146. A method of assessing the efficacy of a therapy for treating cancer in a subject, the method comprising:
a) determining the expression or activity level of at least one cancer gene or a candidate cancer gene located in a deleted MCR in Table 1 in a biological sample from the subject prior to providing at least a portion of the therapy to the subject; and
b) determining the expression or activity level of the gene in a biological sample from the subject following provision of the portion of the therapy,
wherein an increased expression or activity of the gene in step (a), as compared to that of (b), is indicative of the therapy's efficacy for treating the cancer in the subject.
147. The method of claims 145 or 146, wherein the cancer is lymphoma.
148. The method of claim 147, wherein the lymphoma is T-ALL.
149. A method of treating a subject afflicted with cancer comprising administering to the subject an agent that decreases the the expression or activity level of at least one cancer gene or candidate cancer gene located in am amplified MCR in Table 1.
150. A method of treating a subject afflicted with cancer comprising administering to the subject an agent that increases the the expression or activity level of at least one cancer gene or candidate cancer gene located in a deleted MCR in Table 1.
151. The method of claims 149 or 150, wherein the cancer is lymphoma.
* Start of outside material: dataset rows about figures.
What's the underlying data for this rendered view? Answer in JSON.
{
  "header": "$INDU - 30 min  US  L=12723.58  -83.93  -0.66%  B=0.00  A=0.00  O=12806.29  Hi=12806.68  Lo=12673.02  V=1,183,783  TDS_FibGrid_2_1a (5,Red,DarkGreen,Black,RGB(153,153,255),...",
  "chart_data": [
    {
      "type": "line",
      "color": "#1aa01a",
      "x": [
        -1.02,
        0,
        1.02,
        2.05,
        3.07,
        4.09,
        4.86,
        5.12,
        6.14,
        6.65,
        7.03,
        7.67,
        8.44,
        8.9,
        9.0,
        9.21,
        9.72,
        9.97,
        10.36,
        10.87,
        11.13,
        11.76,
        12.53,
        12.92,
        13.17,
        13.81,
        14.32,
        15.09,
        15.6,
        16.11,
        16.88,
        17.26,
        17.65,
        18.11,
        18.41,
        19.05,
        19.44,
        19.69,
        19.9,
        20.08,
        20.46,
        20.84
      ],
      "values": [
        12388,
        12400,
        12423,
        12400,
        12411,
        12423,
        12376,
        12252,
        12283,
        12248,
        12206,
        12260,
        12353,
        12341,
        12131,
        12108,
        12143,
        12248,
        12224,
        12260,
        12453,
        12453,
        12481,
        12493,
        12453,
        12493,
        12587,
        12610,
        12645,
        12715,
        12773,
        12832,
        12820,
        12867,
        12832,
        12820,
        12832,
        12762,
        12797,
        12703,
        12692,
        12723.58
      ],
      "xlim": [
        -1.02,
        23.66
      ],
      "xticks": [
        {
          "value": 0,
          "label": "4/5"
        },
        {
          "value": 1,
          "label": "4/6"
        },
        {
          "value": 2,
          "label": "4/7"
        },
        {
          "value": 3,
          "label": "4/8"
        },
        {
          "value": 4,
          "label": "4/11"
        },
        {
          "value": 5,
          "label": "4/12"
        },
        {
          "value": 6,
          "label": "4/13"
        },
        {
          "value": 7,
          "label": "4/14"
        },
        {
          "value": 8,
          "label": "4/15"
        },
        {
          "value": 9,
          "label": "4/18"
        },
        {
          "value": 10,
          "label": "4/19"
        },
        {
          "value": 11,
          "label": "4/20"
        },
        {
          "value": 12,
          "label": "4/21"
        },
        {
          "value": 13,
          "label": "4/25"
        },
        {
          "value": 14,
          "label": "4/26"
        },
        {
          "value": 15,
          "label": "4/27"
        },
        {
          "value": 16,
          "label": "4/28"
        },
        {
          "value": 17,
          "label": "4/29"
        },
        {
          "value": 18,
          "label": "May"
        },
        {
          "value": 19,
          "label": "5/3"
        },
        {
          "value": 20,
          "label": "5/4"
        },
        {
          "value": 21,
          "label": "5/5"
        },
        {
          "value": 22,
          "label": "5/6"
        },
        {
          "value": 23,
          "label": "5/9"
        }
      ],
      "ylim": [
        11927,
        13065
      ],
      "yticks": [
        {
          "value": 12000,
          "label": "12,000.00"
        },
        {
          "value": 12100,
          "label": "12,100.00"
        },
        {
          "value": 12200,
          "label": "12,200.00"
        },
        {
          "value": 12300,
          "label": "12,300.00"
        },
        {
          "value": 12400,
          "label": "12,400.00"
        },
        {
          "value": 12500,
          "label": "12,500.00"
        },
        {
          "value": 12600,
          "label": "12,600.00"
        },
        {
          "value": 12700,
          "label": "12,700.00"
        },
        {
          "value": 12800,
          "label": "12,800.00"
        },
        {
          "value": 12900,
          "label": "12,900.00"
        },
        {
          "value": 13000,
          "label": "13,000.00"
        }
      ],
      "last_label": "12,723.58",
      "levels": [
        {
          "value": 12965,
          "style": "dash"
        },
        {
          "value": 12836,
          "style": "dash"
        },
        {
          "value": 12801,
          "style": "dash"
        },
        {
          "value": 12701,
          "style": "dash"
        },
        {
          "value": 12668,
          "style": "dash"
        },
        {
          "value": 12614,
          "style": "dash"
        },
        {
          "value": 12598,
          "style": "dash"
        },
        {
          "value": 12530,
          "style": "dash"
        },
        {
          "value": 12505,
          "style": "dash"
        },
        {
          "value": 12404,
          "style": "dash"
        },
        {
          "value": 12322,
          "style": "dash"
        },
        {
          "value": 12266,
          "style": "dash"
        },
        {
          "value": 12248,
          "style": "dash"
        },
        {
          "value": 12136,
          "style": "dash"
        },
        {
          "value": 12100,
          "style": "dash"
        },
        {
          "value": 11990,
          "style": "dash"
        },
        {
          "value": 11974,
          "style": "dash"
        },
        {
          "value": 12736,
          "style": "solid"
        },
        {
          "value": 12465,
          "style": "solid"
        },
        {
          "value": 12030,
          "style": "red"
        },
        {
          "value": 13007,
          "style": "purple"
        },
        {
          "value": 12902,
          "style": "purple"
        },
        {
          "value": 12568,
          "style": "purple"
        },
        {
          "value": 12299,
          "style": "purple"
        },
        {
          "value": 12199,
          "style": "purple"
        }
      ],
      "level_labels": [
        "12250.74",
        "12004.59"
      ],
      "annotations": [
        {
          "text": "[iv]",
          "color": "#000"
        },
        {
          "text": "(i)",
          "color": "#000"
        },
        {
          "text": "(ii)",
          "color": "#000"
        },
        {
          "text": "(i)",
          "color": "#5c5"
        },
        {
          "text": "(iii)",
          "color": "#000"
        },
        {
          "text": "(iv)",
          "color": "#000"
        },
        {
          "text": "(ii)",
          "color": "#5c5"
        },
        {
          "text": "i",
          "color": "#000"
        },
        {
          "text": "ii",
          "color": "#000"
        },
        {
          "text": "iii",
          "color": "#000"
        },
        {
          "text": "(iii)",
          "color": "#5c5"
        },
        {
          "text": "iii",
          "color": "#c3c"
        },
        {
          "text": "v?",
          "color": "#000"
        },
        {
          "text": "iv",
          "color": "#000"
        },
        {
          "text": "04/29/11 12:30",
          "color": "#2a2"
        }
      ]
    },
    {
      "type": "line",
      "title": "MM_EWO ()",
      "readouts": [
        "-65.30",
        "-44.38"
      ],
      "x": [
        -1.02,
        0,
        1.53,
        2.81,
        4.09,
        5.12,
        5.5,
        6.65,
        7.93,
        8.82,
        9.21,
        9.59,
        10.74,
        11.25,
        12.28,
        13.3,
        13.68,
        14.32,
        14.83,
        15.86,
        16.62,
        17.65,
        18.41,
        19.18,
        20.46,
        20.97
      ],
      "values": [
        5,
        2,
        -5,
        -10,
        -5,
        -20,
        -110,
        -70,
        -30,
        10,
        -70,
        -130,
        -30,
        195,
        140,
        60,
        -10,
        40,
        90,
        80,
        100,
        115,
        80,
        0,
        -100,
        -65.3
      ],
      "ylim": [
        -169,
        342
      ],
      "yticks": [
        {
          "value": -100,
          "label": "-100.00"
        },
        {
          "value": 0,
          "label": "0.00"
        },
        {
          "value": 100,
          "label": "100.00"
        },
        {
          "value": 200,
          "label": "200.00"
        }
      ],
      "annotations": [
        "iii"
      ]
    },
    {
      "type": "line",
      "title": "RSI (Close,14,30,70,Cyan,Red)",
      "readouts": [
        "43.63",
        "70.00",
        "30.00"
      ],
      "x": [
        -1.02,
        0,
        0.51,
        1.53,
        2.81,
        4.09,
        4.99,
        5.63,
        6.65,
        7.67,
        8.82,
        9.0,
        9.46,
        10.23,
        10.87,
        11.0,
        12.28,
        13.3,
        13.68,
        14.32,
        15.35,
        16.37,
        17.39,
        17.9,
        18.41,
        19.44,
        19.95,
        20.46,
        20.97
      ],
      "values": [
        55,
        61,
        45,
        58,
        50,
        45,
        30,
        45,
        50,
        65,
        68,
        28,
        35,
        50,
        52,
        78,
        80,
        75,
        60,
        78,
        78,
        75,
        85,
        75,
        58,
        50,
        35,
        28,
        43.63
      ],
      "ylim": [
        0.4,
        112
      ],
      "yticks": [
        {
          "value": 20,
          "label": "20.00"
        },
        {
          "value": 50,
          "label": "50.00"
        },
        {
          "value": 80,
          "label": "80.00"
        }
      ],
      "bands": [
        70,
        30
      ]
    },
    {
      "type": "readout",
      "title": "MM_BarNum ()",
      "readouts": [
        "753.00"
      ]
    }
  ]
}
152. The method of claim 151, wherein the lymphoma is T-ALL.
153. The method of claims 149 or 150, wherein the agent is an antibody, or its antigen-binding fragment thereof, that specifically binds to a cancer gene or candidate cancer gene listed in Table 1.
154. A method of assessing whether a subject is afflicted with cancer or at risk for developing cancer, the method comprising: determining the copy number of at least one minimal common region (MCR) listed in Table 5 in a biological sample from the subject;
wherein a change of copy number of the MCR in the sample, as compared to the normal copy number of the MCR, indicates that the subject is afflicted with cancer or at risk for developing cancer.
155. The method of claim 154, wherein the cancer is lymphoma.
156. The method of claim 155, wherein the lymphoma is T-ALL.